Photo by tracylinuxgeek
It is blessedly crisp and cool here—finally, after months of the sort of muggy, heavy days that make you hesitate to take a deep breath, for fear you’ll drown.
These past few days, all the windows in our house have been open. I even pulled the quilt out of the closet and spread it in its rightful place on the bed, making our room look fully dressed again after summer’s skimpy, sheets-only look.
While there’s no sleeping condition I love more than the open-windows-sort, there are drawbacks. At night, as I’m falling asleep, I can hear the antics of college kids up the block, sitting outside so they can smoke and laugh late into the night. If I wake up in the middle of the night, when I’d like nature’s white noise to lull me back to sleep, instead I hear the mechanical cycling of my neighbor’s air conditioner. And in the early hours of this morning, an hour before my alarm was set to wake me, I was startled awake instead by the garbage man grunting in the driveway below our window as he heaved our trash can and carried it to the roaring truck.
I know these are only minor intrusions, yet it’s still tempting to be annoyed, in the ridiculous manner of a child who wants to have her cake and eat it, too. Finally, the temperatures have cooled and I can sleep comfortably—the conditions are so close to just right, and yet they are marred.
But then it hits me: Having my windows open is a lot like having my eyes, ears, and heart open to the world. Having access to the fresh air and inspiration I crave, after all, requires a willingness to also be open to the inconveniences and frustrations happening beyond my own little bubble.
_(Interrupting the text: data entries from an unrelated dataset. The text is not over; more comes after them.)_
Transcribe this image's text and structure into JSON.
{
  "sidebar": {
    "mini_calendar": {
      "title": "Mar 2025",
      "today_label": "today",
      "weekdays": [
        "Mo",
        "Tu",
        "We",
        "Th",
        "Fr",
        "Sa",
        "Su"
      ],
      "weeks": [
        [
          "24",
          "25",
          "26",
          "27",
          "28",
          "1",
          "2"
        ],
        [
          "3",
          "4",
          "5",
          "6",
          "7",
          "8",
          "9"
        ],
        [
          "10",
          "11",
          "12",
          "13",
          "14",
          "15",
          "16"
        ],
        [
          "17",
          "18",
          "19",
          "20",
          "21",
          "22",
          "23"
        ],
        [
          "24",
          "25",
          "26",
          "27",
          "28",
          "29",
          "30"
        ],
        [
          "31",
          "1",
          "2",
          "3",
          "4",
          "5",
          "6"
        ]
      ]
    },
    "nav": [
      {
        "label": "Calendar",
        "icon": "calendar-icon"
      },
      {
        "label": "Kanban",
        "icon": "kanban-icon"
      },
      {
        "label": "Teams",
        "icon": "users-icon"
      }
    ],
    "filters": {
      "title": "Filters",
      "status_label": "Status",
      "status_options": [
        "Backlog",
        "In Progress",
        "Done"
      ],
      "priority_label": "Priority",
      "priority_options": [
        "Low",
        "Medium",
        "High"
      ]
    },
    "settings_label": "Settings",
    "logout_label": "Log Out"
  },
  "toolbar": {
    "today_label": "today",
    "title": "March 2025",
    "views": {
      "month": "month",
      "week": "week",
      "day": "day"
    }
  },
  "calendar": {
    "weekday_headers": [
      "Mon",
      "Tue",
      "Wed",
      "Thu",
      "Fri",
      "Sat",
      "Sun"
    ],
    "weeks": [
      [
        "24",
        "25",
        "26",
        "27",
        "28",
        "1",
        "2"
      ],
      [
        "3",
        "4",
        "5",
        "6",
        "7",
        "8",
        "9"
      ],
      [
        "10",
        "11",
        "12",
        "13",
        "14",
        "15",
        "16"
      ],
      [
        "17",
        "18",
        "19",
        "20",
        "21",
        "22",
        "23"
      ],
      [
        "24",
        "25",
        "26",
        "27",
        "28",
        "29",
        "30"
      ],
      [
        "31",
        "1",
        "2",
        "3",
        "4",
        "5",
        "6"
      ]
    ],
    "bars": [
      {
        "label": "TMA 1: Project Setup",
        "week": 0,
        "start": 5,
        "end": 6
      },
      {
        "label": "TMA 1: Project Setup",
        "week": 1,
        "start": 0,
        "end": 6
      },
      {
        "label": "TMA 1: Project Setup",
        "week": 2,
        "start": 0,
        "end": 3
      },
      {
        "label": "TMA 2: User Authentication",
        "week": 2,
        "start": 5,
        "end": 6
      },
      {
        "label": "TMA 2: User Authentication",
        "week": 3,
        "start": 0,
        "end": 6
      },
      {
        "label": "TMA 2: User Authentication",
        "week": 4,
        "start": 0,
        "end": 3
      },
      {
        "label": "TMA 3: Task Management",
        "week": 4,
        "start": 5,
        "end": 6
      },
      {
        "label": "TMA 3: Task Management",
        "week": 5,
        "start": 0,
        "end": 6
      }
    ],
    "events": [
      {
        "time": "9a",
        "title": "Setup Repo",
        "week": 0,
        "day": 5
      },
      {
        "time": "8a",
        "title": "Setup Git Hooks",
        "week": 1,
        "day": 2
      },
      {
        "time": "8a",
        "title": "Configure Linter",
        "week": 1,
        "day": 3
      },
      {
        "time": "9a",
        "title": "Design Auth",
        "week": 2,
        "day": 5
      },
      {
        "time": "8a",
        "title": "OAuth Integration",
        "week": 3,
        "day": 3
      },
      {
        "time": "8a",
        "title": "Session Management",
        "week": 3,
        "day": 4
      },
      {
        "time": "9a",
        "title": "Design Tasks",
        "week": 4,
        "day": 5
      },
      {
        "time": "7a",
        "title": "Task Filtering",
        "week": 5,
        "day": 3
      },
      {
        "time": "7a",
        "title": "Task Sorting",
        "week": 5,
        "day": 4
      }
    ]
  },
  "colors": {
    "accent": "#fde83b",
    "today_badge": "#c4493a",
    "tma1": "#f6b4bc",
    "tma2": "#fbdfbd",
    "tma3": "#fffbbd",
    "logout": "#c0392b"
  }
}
On Friday I wrote a column for RELEVANT about hospitality, concluding that true hospitality involves accepting someone as they are and offering, in love, whatever you have to give. It occurs to me that I forgot the very first step: Being hospitable starts with being open to the world around me—not shutting myself off in an attempt to control my environment, while denying access to the lives and needs of others.
Tonight when I go to bed, I will try to revel not just in the comfort of another night of perfect sleeping weather, but also in the way my open windows allow me to extend my awareness beyond myself. I will try to transform what could be only “noise” into opportunities for awareness and compassion: for the college students struggling to find themselves and find their way; for my neighbor, a single mom who can’t open her windows on beautiful nights because her daughter’s allergies and asthma are too severe; and for the garbage man working a difficult and smelly job, whose grunts of exertion I’ve heard, but whose face I’ve never seen.
I will say a prayer for each of them—and another for myself, that I will live with my windows, ears and eyes open, not shutting myself off from all that invigorates and all that troubles this world.